Some Policy Issues of This Seminar

Finally, let me turn to some of the policy issues that you will be discussing in more detail later.

Fiscal support for troubled banking systems is one topic of particular interest. This is an issue that was important in the recent crises, but which has also been important for a much longer period of time. When is it warranted, what form should it take, and what conditions should be attached? The choices become more difficult when problems in the financial sector are combined with serious inflationary pressures, balance of payments, and budgetary deficits. The seminar will discuss the analytical issues involved in this all too practical question.

You will also be discussing how best to assess the ability of a financial system to withstand stress and the sort of early warning signals we should use to predict the probability of financial crises. The health of individual financial institutions clearly affects the resilience of the financial system as a whole. But we also need to know the policy instruments that authorities have available. Access to liquid funds under favorable conditions also helps a country withstand stress, which is one reason why we will be reforming our Contingent Credit Line facility to make it more user-friendly. Meanwhile, in forecasting where problems might arise, we need adequate, timely, and accurate data; sufficient transparency in the private and public sectors; and good, policy-oriented models.

We are also looking forward to hearing your views on the implications of international capital mobility for financial sector stability.
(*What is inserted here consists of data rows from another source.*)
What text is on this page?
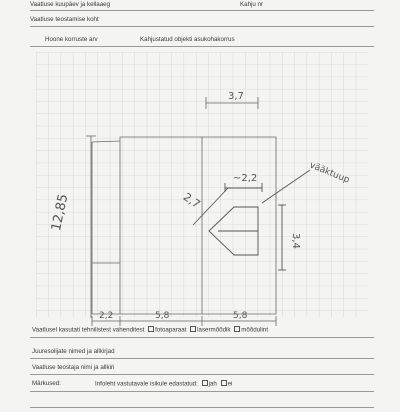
Vaatluse kuupäev ja kellaaeg	Kahju nr
Vaatluse teostamise koht
Hoone korruste arv	Kahjustatud objekti asukohakorrus
3,7
12,85
~2,2
2,7
3,4
vääktuup
2,2	5,8	5,8
Vaatlusel kasutati tehnilistest vahenditest fotoaparaat lasermõõdik mõõdulint
Juuresolijate nimed ja allkirjad
Vaatluse teostaja nimi ja allkiri
Märkused:	Infoleht vastutavale isikule edastatud: jah ei
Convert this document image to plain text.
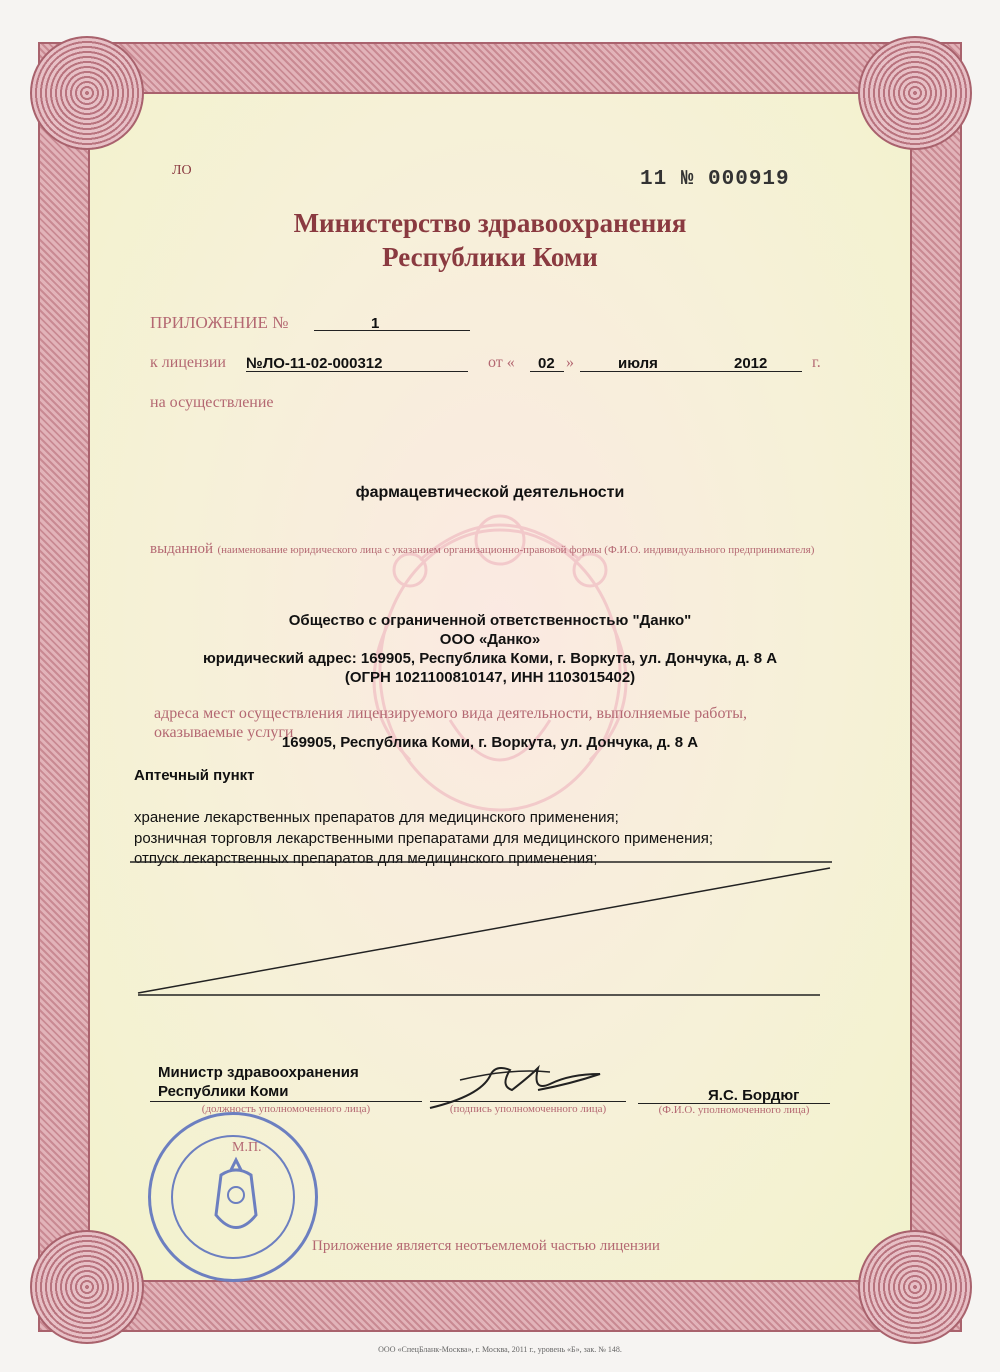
ЛО	11 № 000919
Министерство здравоохранения
Республики Коми
ПРИЛОЖЕНИЕ №	1
к лицензии №ЛО-11-02-000312	от « 02 »	июля	2012	г.
на осуществление
фармацевтической деятельности
выданной (наименование юридического лица с указанием организационно-правовой формы (Ф.И.О. индивидуального предпринимателя)
Общество с ограниченной ответственностью "Данко"
ООО «Данко»
юридический адрес: 169905, Республика Коми, г. Воркута, ул. Дончука, д. 8 А
(ОГРН 1021100810147, ИНН 1103015402)
адреса мест осуществления лицензируемого вида деятельности, выполняемые работы, оказываемые услуги
169905, Республика Коми, г. Воркута, ул. Дончука, д. 8 А
Аптечный пункт
хранение лекарственных препаратов для медицинского применения;
розничная торговля лекарственными препаратами для медицинского применения;
отпуск лекарственных препаратов для медицинского применения;
Министр здравоохранения
Республики Коми
(должность уполномоченного лица)	(подпись уполномоченного лица)
Я.С. Бордюг
(Ф.И.О. уполномоченного лица)
М.П.
Приложение является неотъемлемой частью лицензии
ООО «СпецБланк-Москва», г. Москва, 2011 г., уровень «Б», зак. № 148.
As you know, the IMF continues to hold the view that liberal arrangements for capital movements are beneficial to both domestic and global economic development in the long term. But we also emphasize that the process of liberalization should be orderly and tailored to individual country situations.

Countries have been experimenting with a variety of strategies—monetary and exchange rate policies, as well as prudential limits on capital inflows—to shield themselves from financial instability originating abroad. Many also believe that capital mobility can have a beneficial impact on the achievement of domestic financial system stability. We can all benefit from further research and informed debate on all these issues. I am sure that the discussion at this seminar will help in this effort.

We have been cooperating with many official sector bodies and that will continue. With the private sector, the IMF is fostering cooperation in crisis prevention and resolution, as well as engaging in constructive dialogue over a variety of issues of common interest. Our new Managing Director, Horst Köhler, has made it clear that he would like to see “constructive engagement” with the private sector in good times as well as bad, without giving up the principle that the private sector has a role to play in resolving financial crises. The private sector has been active in formulating some of the fundamental ideas that drive regulatory, supervisory, and oversight policies; the analysis of country vulnerabilities; and the measurement and management of financial risks. These efforts have been recognized by the Basel Committee.


Let me close by saying that I am delighted that so many people of such diverse experience and expertise have been willing to accept the IMF’s invitation to come and participate in this seminar. A key objective of these seminars is to have the IMF staff benefit from the experience and insights of others, and to help researchers and policymakers understand better some of the policy questions that confront us. To resolve these questions requires a combination of sophisticated theoretical and empirical analyses, as well as insights from the practical experience of those who operate in financial markets. I hope, therefore, that you will all find this seminar as valuable as I know the IMF staff will and that you all end up not only taking away something valuable and enlightening from the event, but also having contributed to it.